Rose black spot is caused by the fungus Diplocarpon rosae, which gradually weakens the plant and produces fewer and fewer flowers if the disease is not stopped. This weakens the rose bush, and if the black spots on the rose spread, the plant will fall off and eventually die.
Since black spot causes roses to drop leaves, there are fewer leaves left to generate energy for the entire plant. Affected leaves often fall off the plant, and if left unchecked, the entire plant can lose foliage. When you leave affected branches around, any spores that may be present on the leaves will multiply rapidly, spreading the infection, as the leaves are easily swept away.
Remove any infected leaves immediately to prevent the spores from spreading to the rest of the bush. Dispose of infected leaves and sticks – do not compost them as the spores can re-infect plants. Remove infected leaves during the dry season to slow the spread of the disease. To minimize overwintering of the fungus, gather and remove all leaves from the soil in the fall, mulch with 2-3 inches of leaf mold or fine bark, and prune diseased shoots before growth begins in the spring.
Existing spores hibernate on infected leaves and stems, waiting for favorable conditions. Spores can overwinter in fallen leaves and infected reeds. Remember, spores are spread by splashing from the soil to the leaves, never watering from above.
The fallen leaves around the base of the plant then act as a reservoir for fungal spores that re-infect the plant during subsequent rainfall. Fruit structures or spots produce spores that go on to infect other parts of the plant, new shoots, or other roses in the garden. Infected leaves will eventually fall off the plant completely, leaving your rose weak, stressed, and fragile.
Some fungal diseases are carried by the wind, but the spores behind the black spots move with the help of water. Black spot doesn’t completely kill infected roses, but repeated defoliation can weaken them, so they produce fewer flowers and are generally less healthy.
The fungus doesn’t kill the plant right away, but over time, leaf loss can weaken the plant, making it more susceptible to other winter stresses and damage. Infected plants produce fewer flower buds and no leaves, the plants are stressed and prone to more problems. Black spot survives in adverse winter conditions on plant debris (fallen leaves) or affected reeds until spring when they produce spores and rains disperse them.
Once the infected leaves and stems have been removed, treat the roses with a fungicide. Spray roses with fungicide regularly during the growing season. Remove infected stems during dormancy and remove fallen rose leaves and stems from rose plants.
Remove and discard any remaining leaves when pruning dormant roses in late winter/early spring. Rake and clean around roses regularly and discard fallen leaves. After harvesting in the cold, apply fresh mulch to prevent any remaining spores from getting on the roses.

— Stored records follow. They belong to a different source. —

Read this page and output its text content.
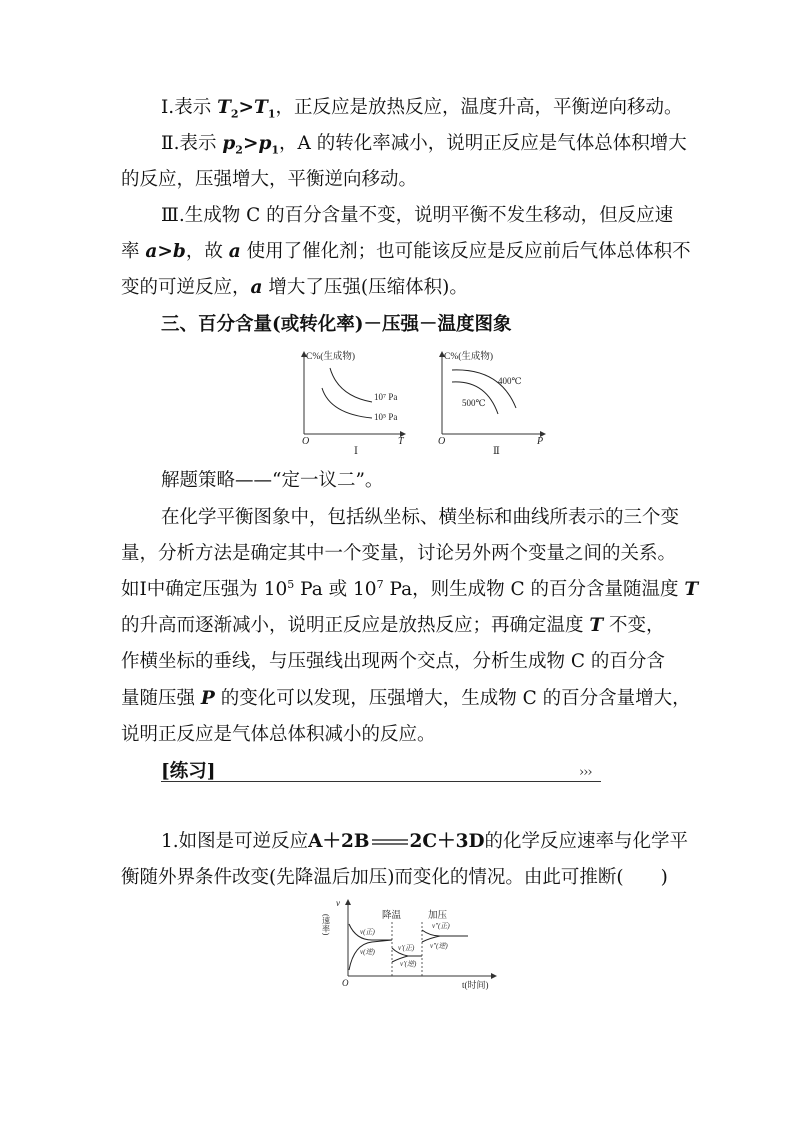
Ⅰ.表示 $T_2>T_1$，正反应是放热反应，温度升高，平衡逆向移动。
Ⅱ.表示 $p_2>p_1$，A 的转化率减小，说明正反应是气体总体积增大
的反应，压强增大，平衡逆向移动。
Ⅲ.生成物 C 的百分含量不变，说明平衡不发生移动，但反应速
率 a>b，故 a 使用了催化剂；也可能该反应是反应前后气体总体积不
变的可逆反应，a 增大了压强(压缩体积)。
三、百分含量(或转化率)－压强－温度图象
C%(生成物)
10⁷ Pa
10⁵ Pa
O	T
Ⅰ
C%(生成物)
400℃
500℃
O	P
Ⅱ
解题策略——“定一议二”。
在化学平衡图象中，包括纵坐标、横坐标和曲线所表示的三个变
量，分析方法是确定其中一个变量，讨论另外两个变量之间的关系。
如Ⅰ中确定压强为 $10^5$ Pa 或 $10^7$ Pa，则生成物 C 的百分含量随温度 T
的升高而逐渐减小，说明正反应是放热反应；再确定温度 T 不变，
作横坐标的垂线，与压强线出现两个交点，分析生成物 C 的百分含
量随压强 P 的变化可以发现，压强增大，生成物 C 的百分含量增大，
说明正反应是气体总体积减小的反应。
[练习]	›››
1.如图是可逆反应A＋2B 2C＋3D的化学反应速率与化学平
衡随外界条件改变(先降温后加压)而变化的情况。由此可推断(　　)
v
(速率)	降温	加压
v(正)
v(逆)	v′(正)
v′(逆)
v″(正)
v″(逆)
O	t(时间)
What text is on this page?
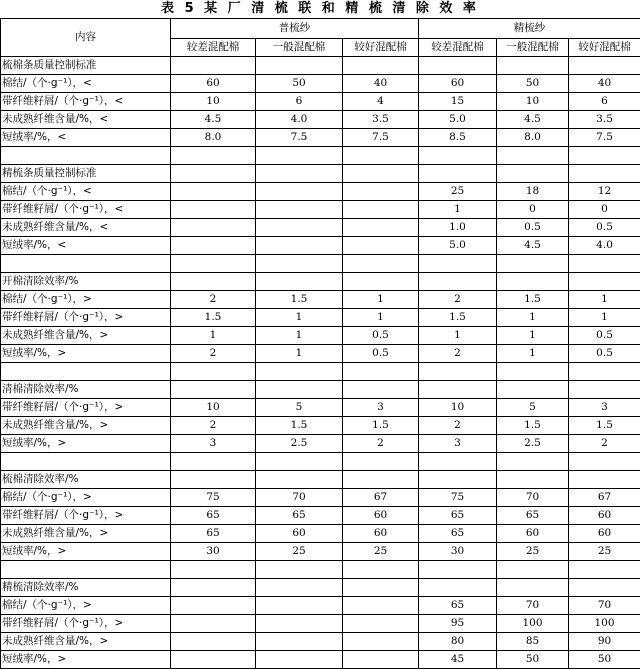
表 5 某 厂 清 梳 联 和 精 梳 清 除 效 率
内容	普梳纱			精梳纱		
	较差混配棉	一般混配棉	较好混配棉	较差混配棉	一般混配棉	较好混配棉
梳棉条质量控制标准						
棉结/（个·g⁻¹），<	60	50	40	60	50	40
带纤维籽屑/（个·g⁻¹），<	10	6	4	15	10	6
未成熟纤维含量/%，<	4.5	4.0	3.5	5.0	4.5	3.5
短绒率/%，<	8.0	7.5	7.5	8.5	8.0	7.5

精梳条质量控制标准						
棉结/（个·g⁻¹），<				25	18	12
带纤维籽屑/（个·g⁻¹），<				1	0	0
未成熟纤维含量/%，<				1.0	0.5	0.5
短绒率/%，<				5.0	4.5	4.0

开棉清除效率/%						
棉结/（个·g⁻¹），>	2	1.5	1	2	1.5	1
带纤维籽屑/（个·g⁻¹），>	1.5	1	1	1.5	1	1
未成熟纤维含量/%，>	1	1	0.5	1	1	0.5
短绒率/%，>	2	1	0.5	2	1	0.5

清棉清除效率/%						
带纤维籽屑/（个·g⁻¹），>	10	5	3	10	5	3
未成熟纤维含量/%，>	2	1.5	1.5	2	1.5	1.5
短绒率/%，>	3	2.5	2	3	2.5	2

梳棉清除效率/%						
棉结/（个·g⁻¹），>	75	70	67	75	70	67
带纤维籽屑/（个·g⁻¹），>	65	65	60	65	65	60
未成熟纤维含量/%，>	65	60	60	65	60	60
短绒率/%，>	30	25	25	30	25	25

精梳清除效率/%						
棉结/（个·g⁻¹），>				65	70	70
带纤维籽屑/（个·g⁻¹），>				95	100	100
未成熟纤维含量/%，>				80	85	90
短绒率/%，>				45	50	50
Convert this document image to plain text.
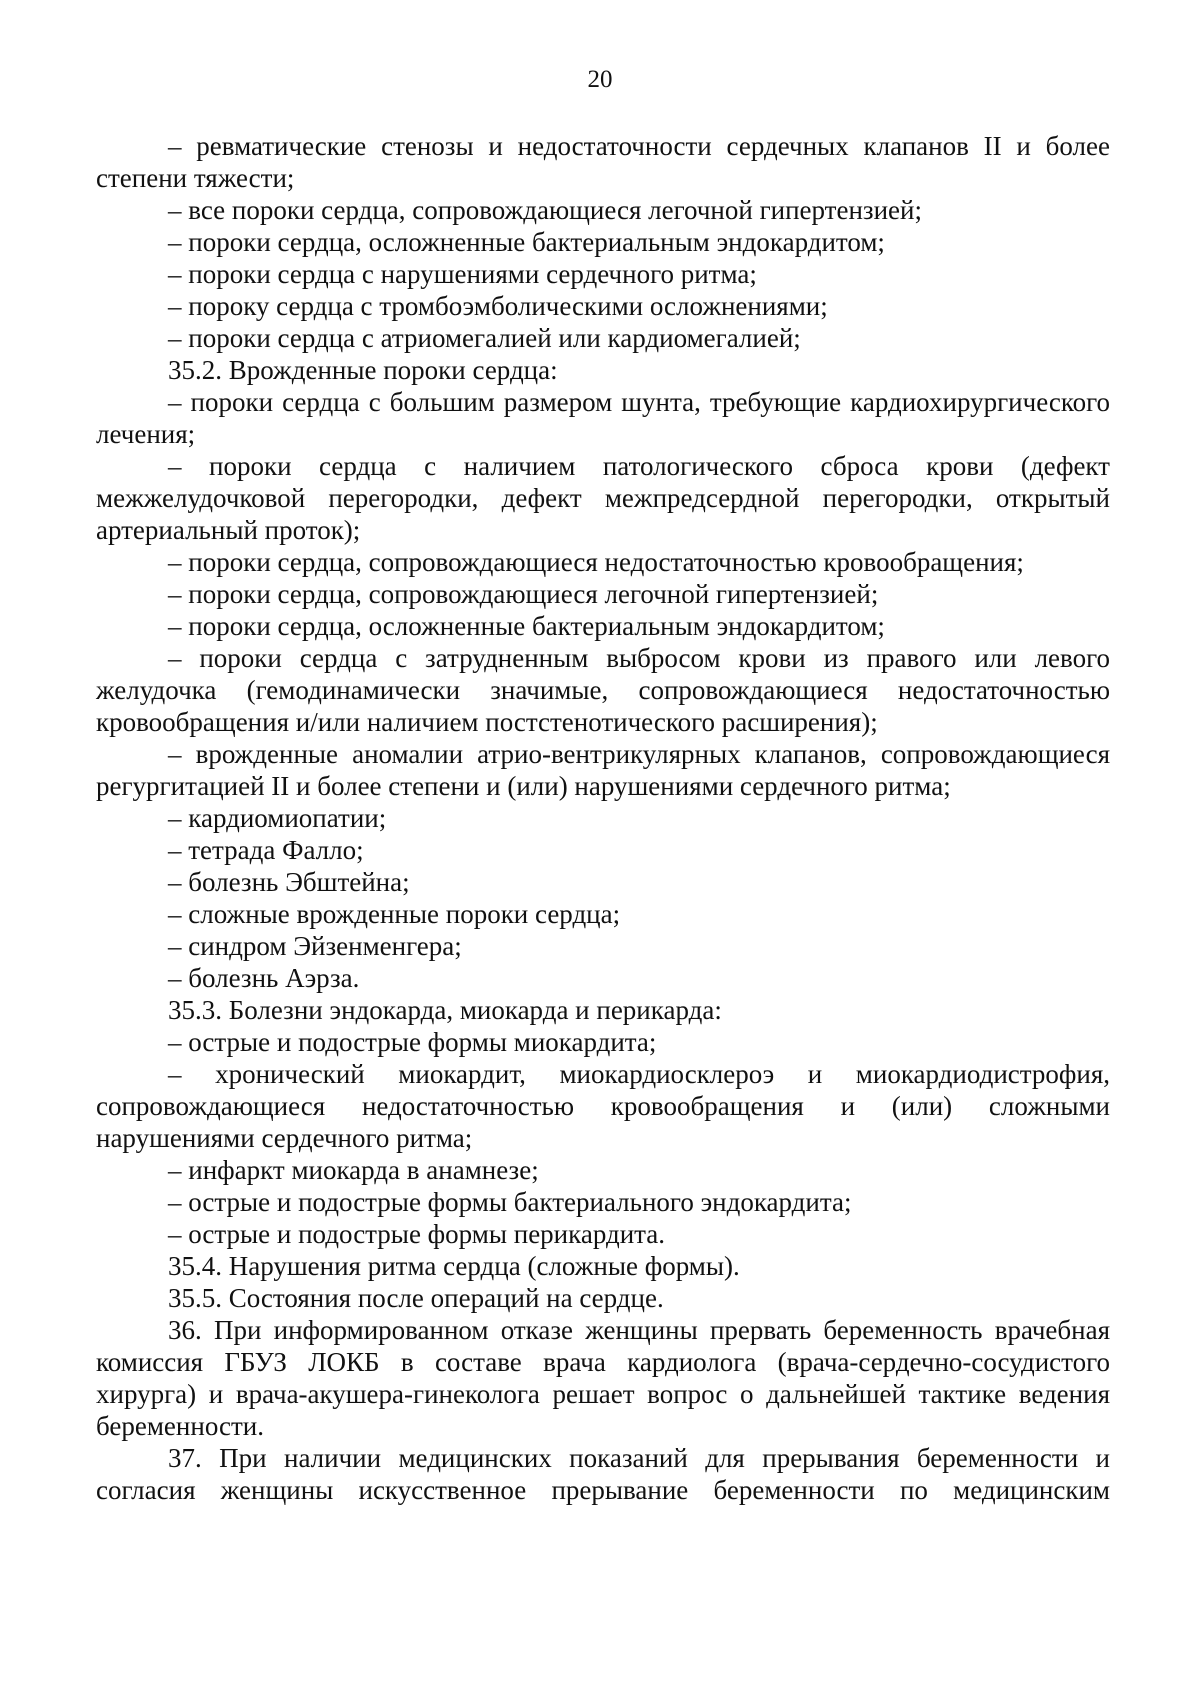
20

– ревматические стенозы и недостаточности сердечных клапанов II и более степени тяжести;

– все пороки сердца, сопровождающиеся легочной гипертензией;

– пороки сердца, осложненные бактериальным эндокардитом;

– пороки сердца с нарушениями сердечного ритма;

– пороку сердца с тромбоэмболическими осложнениями;

– пороки сердца с атриомегалией или кардиомегалией;

35.2. Врожденные пороки сердца:

– пороки сердца с большим размером шунта, требующие кардиохирургического лечения;

– пороки сердца с наличием патологического сброса крови (дефект межжелудочковой перегородки, дефект межпредсердной перегородки, открытый артериальный проток);

– пороки сердца, сопровождающиеся недостаточностью кровообращения;

– пороки сердца, сопровождающиеся легочной гипертензией;

– пороки сердца, осложненные бактериальным эндокардитом;

– пороки сердца с затрудненным выбросом крови из правого или левого желудочка (гемодинамически значимые, сопровождающиеся недостаточностью кровообращения и/или наличием постстенотического расширения);

– врожденные аномалии атрио-вентрикулярных клапанов, сопровождающиеся регургитацией II и более степени и (или) нарушениями сердечного ритма;

– кардиомиопатии;

– тетрада Фалло;

– болезнь Эбштейна;

– сложные врожденные пороки сердца;

– синдром Эйзенменгера;

– болезнь Аэрза.

35.3. Болезни эндокарда, миокарда и перикарда:

– острые и подострые формы миокардита;

– хронический миокардит, миокардиосклероэ и миокардиодистрофия, сопровождающиеся недостаточностью кровообращения и (или) сложными нарушениями сердечного ритма;

– инфаркт миокарда в анамнезе;

– острые и подострые формы бактериального эндокардита;

– острые и подострые формы перикардита.

35.4. Нарушения ритма сердца (сложные формы).

35.5. Состояния после операций на сердце.

36. При информированном отказе женщины прервать беременность врачебная комиссия ГБУЗ ЛОКБ в составе врача кардиолога (врача-сердечно-сосудистого хирурга) и врача-акушера-гинеколога решает вопрос о дальнейшей тактике ведения беременности.

37. При наличии медицинских показаний для прерывания беременности и согласия женщины искусственное прерывание беременности по медицинским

Plant roses in a location that receives morning sunlight, which helps dry out the moisture in the leaves. Avoid planting roses in locations that will not receive at least 6-8 hours of full sun. You can limit the spread of the fungus by planting roses where they receive morning sun, or preferably throughout the day.
Ensure good air circulation and prevent the black spot from spreading to neighboring plants by not planting too thickly and by planting roses in full sun. Do not plant in dense stands and avoid windbreaks to ensure good air circulation.
Make sure you trim your roses regularly, including Knockout roses, to leave enough space between shoots for good air circulation. Trim to open the gaps between the stems if the plant is getting too thick and air can’t get through. Thinning rose bushes during pruning and pruning will help air pass through the bush, which will also help prevent black spot on roses and other fungal disease outbreaks.
These strains are found locally, so roses known to be resistant to black spots in your local garden may be best planted in your garden for disease resistance. Other roses are resistant or tolerant to black spots and do not require regular spraying; although they occasionally develop blackheads, they recover on their own (especially landscape roses like Knock Out, Drift, and Belindas Dream). Because of the presence of dark spots wherever roses are grown, prevention and early intervention are essential to keep roses healthy, productive and beautiful.
Unless you’re dealing with a highly effective agent like Daconil® fungicide, black spots can move into your garden and not stop at roses. Left untreated, black spotting (black spotting) will leave your rose garden not only bare but visibly weakened and unprepared for the coming winter. A fungal disease known as black spot is found everywhere roses grow in America, this disease compromises the health, longevity, and beauty of roses, but you can get around its threat with effective black spot control.
By treating every 7-14 days or until conditions no longer favor black spot roses, new unfolded leaves will be protected from the start. If the black dot is already active on roses, act quickly to check and stop it from progressing. In early spring, when the leaf buds on the rose bushes start to push out their leaves, I spray all the rose bushes with a black spot fungicide called Banner Maxx or a product called Honor Guard (a common form of Banner Maxx).